I’m not going to lie, this week has been majorly tough. My mental health has hit an all time low and I’ve spent majority of the week working long shifts to occupy myself. Unfortunately, you sometimes need a day off and that’s when I knew I was in a bad place.
I woke up to take my brother to work and as soon as I got back I jumped into bed and fell asleep. I slept all day just to avoid the sinking feeling of dread and despair. I woke up for about an hour and just cried my eyes out. One victory is that I made myself some dinner which normally doesn’t happen when I’m like this. I have no idea what’s set my mental health off this week but it’s definitely been hit hard.
I can definitely see myself becoming neglectful to myself, it’s a real chore to get myself into the shower or bath and then when I’m there I never want to leave as it’s like a sanctuary. I’m now putting alarms on to remind me to take my pills otherwise my mental health will definitely get worse. It’s just been a bit of a shit show to be honest with you all and it sucks.
One thing that definitely hasn’t helped is that we had to say goodbye to my dog this week. Angel was a breeding dog for a number of years before we rescued her and due to living in kennels she was very poorly. Labrador’s are notoriously known for being one of the sickest breeds of dogs but also one of the loveliest. We originally took Angel to the vets to check her ears out as they were very sore and check out a lump she had. Angel had a lump before that the vets removed but luckily it was just a cyst. However, this one was massive and on the back of her leg. It looked like a mans testicle that was enlarged, it looked very sore and painful. Angel has always had some lumps and bumps over her body ever since we brought her home and they were fine. The vets and us were concerned about this lump on her leg and they took fluid out of it to see it away for analysis. The results come back as it was a cancerous tumour and very far along. They wouldn’t do an operation because of her age and they weren’t sure she would make it. My mum and dad made the decision for her to be put down and be relieved of her pain as in her final days she was limping and crying with pain.

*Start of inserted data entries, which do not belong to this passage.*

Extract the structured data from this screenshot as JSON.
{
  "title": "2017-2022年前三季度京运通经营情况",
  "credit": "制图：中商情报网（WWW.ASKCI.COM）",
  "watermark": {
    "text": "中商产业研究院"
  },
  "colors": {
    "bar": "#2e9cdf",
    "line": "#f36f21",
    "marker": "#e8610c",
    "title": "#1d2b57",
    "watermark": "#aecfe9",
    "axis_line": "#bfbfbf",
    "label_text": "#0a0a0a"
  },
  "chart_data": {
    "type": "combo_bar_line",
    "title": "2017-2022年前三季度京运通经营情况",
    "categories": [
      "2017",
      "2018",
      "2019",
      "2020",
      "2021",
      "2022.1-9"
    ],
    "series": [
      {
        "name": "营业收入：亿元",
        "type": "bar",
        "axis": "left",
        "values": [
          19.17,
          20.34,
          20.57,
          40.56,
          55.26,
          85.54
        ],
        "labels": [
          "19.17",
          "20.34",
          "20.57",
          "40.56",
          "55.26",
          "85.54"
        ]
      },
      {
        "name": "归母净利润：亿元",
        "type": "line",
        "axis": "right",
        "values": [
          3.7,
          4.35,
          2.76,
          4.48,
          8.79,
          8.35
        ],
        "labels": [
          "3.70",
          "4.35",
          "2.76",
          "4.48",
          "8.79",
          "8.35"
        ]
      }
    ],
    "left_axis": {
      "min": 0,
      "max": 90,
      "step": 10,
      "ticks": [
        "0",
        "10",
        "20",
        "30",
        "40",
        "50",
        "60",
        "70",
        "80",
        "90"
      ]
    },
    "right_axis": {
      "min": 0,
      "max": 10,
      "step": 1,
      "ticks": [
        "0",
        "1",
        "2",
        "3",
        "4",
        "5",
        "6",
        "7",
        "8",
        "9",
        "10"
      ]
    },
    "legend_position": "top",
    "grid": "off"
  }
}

We said our goodbyes to Angel on Thursday and we waited until I was back from work to bury her. Angel was a beautiful but a nightmare dog. From the moment we had her we knew she would be a handful, waking the whole house up barking because she was hungry, nicking the food bowls (even if Buzz hadn’t finished) and somehow managing to eat all our cooker knobs. She was a constant companion, wouldn’t go to sleep unless she was in your room and laying down the side of your bed. The amount of mornings I’d wake up and she’d jumped on my bed and made herself comfy. Taking her for the longest walks with Buzz because they loved being outside and running around together. Yes, Angel was old but it doesn’t make it any easier.
I love you Angel and I hope Woody is up there looking after you and vice versa. You’re not in pain anymore and I’ll see you one day❤️
Sorry it’s a sad one this week and you’ve been bombarded with images of Angel but it’s something to remember her by.